In [5]:
import os

def process_sequence_file(input_file, output_file):
    with open(input_file, 'r') as infile, open(output_file, 'w') as outfile:
        current_sequence = ''
        for line in infile:
            if line.startswith('>'):  # Identifier line
                if len(current_sequence) >= 100:  # Check if the current sequence can be processed
                    outfile.write(current_sequence[:100] + '\n')  # Write the first 100 nucleotides
                current_sequence = ''  # Reset for the next sequence
            else:
                current_sequence += line.strip()  # Build up the sequence
        if len(current_sequence) >= 100:  # Check the last sequence in the file
            outfile.write(current_sequence[:100] + '\n')
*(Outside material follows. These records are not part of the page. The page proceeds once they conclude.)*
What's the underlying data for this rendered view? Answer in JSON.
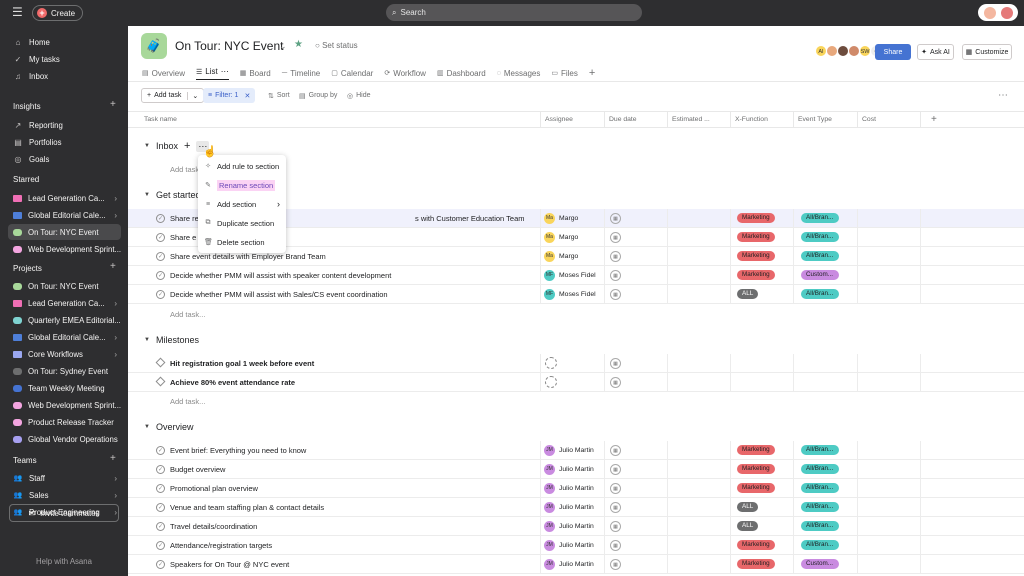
{
  "topbar": {
    "create_label": "Create",
    "search_placeholder": "Search"
  },
  "sidebar": {
    "nav": [
      {
        "label": "Home",
        "icon": "home-icon"
      },
      {
        "label": "My tasks",
        "icon": "check-circle-icon"
      },
      {
        "label": "Inbox",
        "icon": "bell-icon"
      }
    ],
    "insights_title": "Insights",
    "insights": [
      {
        "label": "Reporting"
      },
      {
        "label": "Portfolios"
      },
      {
        "label": "Goals"
      }
    ],
    "starred_title": "Starred",
    "starred": [
      {
        "label": "Lead Generation Ca...",
        "color": "#f06fb5",
        "folder": true
      },
      {
        "label": "Global Editorial Cale...",
        "color": "#4e7fd9",
        "folder": true
      },
      {
        "label": "On Tour: NYC Event",
        "color": "#a8d89a"
      },
      {
        "label": "Web Development Sprint...",
        "color": "#f3a5e0"
      }
    ],
    "projects_title": "Projects",
    "projects": [
      {
        "label": "On Tour: NYC Event",
        "color": "#a8d89a"
      },
      {
        "label": "Lead Generation Ca...",
        "color": "#f06fb5",
        "folder": true
      },
      {
        "label": "Quarterly EMEA Editorial...",
        "color": "#7fd3d1"
      },
      {
        "label": "Global Editorial Cale...",
        "color": "#4e7fd9",
        "folder": true
      },
      {
        "label": "Core Workflows",
        "color": "#9aa7f0",
        "folder": true
      },
      {
        "label": "On Tour: Sydney Event",
        "color": "#6d6e6f"
      },
      {
        "label": "Team Weekly Meeting",
        "color": "#4573d2"
      },
      {
        "label": "Web Development Sprint...",
        "color": "#f3a5e0"
      },
      {
        "label": "Product Release Tracker",
        "color": "#f3a5e0"
      },
      {
        "label": "Global Vendor Operations",
        "color": "#a7a0f0"
      }
    ],
    "teams_title": "Teams",
    "teams": [
      {
        "label": "Staff"
      },
      {
        "label": "Sales"
      },
      {
        "label": "Product Engineering"
      }
    ],
    "invite_label": "Invite teammates",
    "help_label": "Help with Asana"
  },
  "project": {
    "title": "On Tour: NYC Event",
    "set_status": "Set status",
    "share": "Share",
    "ask_ai": "Ask AI",
    "customize": "Customize",
    "member_count": "6",
    "members": [
      {
        "initials": "AI",
        "color": "#f9d55b"
      },
      {
        "initials": "",
        "color": "#e8a87c"
      },
      {
        "initials": "",
        "color": "#6d4c3d"
      },
      {
        "initials": "",
        "color": "#d08a6a"
      },
      {
        "initials": "SW",
        "color": "#f9d55b"
      }
    ]
  },
  "tabs": [
    {
      "label": "Overview"
    },
    {
      "label": "List"
    },
    {
      "label": "Board"
    },
    {
      "label": "Timeline"
    },
    {
      "label": "Calendar"
    },
    {
      "label": "Workflow"
    },
    {
      "label": "Dashboard"
    },
    {
      "label": "Messages"
    },
    {
      "label": "Files"
    }
  ],
  "toolbar": {
    "add_task": "Add task",
    "filter": "Filter: 1",
    "sort": "Sort",
    "group_by": "Group by",
    "hide": "Hide"
  },
  "columns": {
    "task_name": "Task name",
    "assignee": "Assignee",
    "due_date": "Due date",
    "estimated": "Estimated ...",
    "x_function": "X-Function",
    "event_type": "Event Type",
    "cost": "Cost"
  },
  "add_task_row": "Add task...",
  "sections": {
    "inbox": "Inbox",
    "get_started": "Get started",
    "milestones": "Milestones",
    "overview": "Overview"
  },
  "menu": {
    "items": [
      {
        "label": "Add rule to section",
        "icon": "sparkle-icon"
      },
      {
        "label": "Rename section",
        "icon": "pencil-icon"
      },
      {
        "label": "Add section",
        "icon": "add-section-icon"
      },
      {
        "label": "Duplicate section",
        "icon": "duplicate-icon"
      },
      {
        "label": "Delete section",
        "icon": "trash-icon"
      }
    ]
  },
  "get_started_rows": [
    {
      "name": "Share re",
      "name_tail": "s with Customer Education Team",
      "assignee": "Margo",
      "initials": "Ma",
      "avcolor": "#f9d55b",
      "xf": "Marketing",
      "xfcolor": "#e8676a",
      "et": "All/Bran...",
      "etcolor": "#4ecbc4",
      "highlight": true
    },
    {
      "name": "Share e",
      "assignee": "Margo",
      "initials": "Ma",
      "avcolor": "#f9d55b",
      "xf": "Marketing",
      "xfcolor": "#e8676a",
      "et": "All/Bran...",
      "etcolor": "#4ecbc4"
    },
    {
      "name": "Share event details with Employer Brand Team",
      "assignee": "Margo",
      "initials": "Ma",
      "avcolor": "#f9d55b",
      "xf": "Marketing",
      "xfcolor": "#e8676a",
      "et": "All/Bran...",
      "etcolor": "#4ecbc4"
    },
    {
      "name": "Decide whether PMM will assist with speaker content development",
      "assignee": "Moses Fidel",
      "initials": "MF",
      "avcolor": "#4ecbc4",
      "xf": "Marketing",
      "xfcolor": "#e8676a",
      "et": "Custom...",
      "etcolor": "#c98be0"
    },
    {
      "name": "Decide whether PMM will assist  with Sales/CS event coordination",
      "assignee": "Moses Fidel",
      "initials": "MF",
      "avcolor": "#4ecbc4",
      "xf": "ALL",
      "xfcolor": "#6d6e6f",
      "et": "All/Bran...",
      "etcolor": "#4ecbc4"
    }
  ],
  "milestone_rows": [
    {
      "name": "Hit registration goal 1 week before event"
    },
    {
      "name": "Achieve 80% event attendance rate"
    }
  ],
  "overview_rows": [
    {
      "name": "Event brief: Everything you need to know",
      "assignee": "Julio Martin",
      "initials": "JM",
      "xf": "Marketing",
      "xfcolor": "#e8676a",
      "et": "All/Bran...",
      "etcolor": "#4ecbc4"
    },
    {
      "name": "Budget overview",
      "assignee": "Julio Martin",
      "initials": "JM",
      "xf": "Marketing",
      "xfcolor": "#e8676a",
      "et": "All/Bran...",
      "etcolor": "#4ecbc4"
    },
    {
      "name": "Promotional plan overview",
      "assignee": "Julio Martin",
      "initials": "JM",
      "xf": "Marketing",
      "xfcolor": "#e8676a",
      "et": "All/Bran...",
      "etcolor": "#4ecbc4"
    },
    {
      "name": "Venue and team staffing plan & contact details",
      "assignee": "Julio Martin",
      "initials": "JM",
      "xf": "ALL",
      "xfcolor": "#6d6e6f",
      "et": "All/Bran...",
      "etcolor": "#4ecbc4"
    },
    {
      "name": "Travel details/coordination",
      "assignee": "Julio Martin",
      "initials": "JM",
      "xf": "ALL",
      "xfcolor": "#6d6e6f",
      "et": "All/Bran...",
      "etcolor": "#4ecbc4"
    },
    {
      "name": "Attendance/registration targets",
      "assignee": "Julio Martin",
      "initials": "JM",
      "xf": "Marketing",
      "xfcolor": "#e8676a",
      "et": "All/Bran...",
      "etcolor": "#4ecbc4"
    },
    {
      "name": "Speakers for On Tour @ NYC event",
      "assignee": "Julio Martin",
      "initials": "JM",
      "xf": "Marketing",
      "xfcolor": "#e8676a",
      "et": "Custom...",
      "etcolor": "#c98be0"
    }
  ]
}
def process_all_txt_files(directory):
    for filename in os.listdir(directory):
        if filename.endswith('.txt') and not filename.endswith('_100nt.txt'):  # Avoid reprocessing
            input_path = os.path.join(directory, filename)
            output_path = os.path.join(directory, filename.replace('.txt', '_100nt.txt'))
            process_sequence_file(input_path, output_path)
            print(f"Processed {filename} and saved to {output_path}")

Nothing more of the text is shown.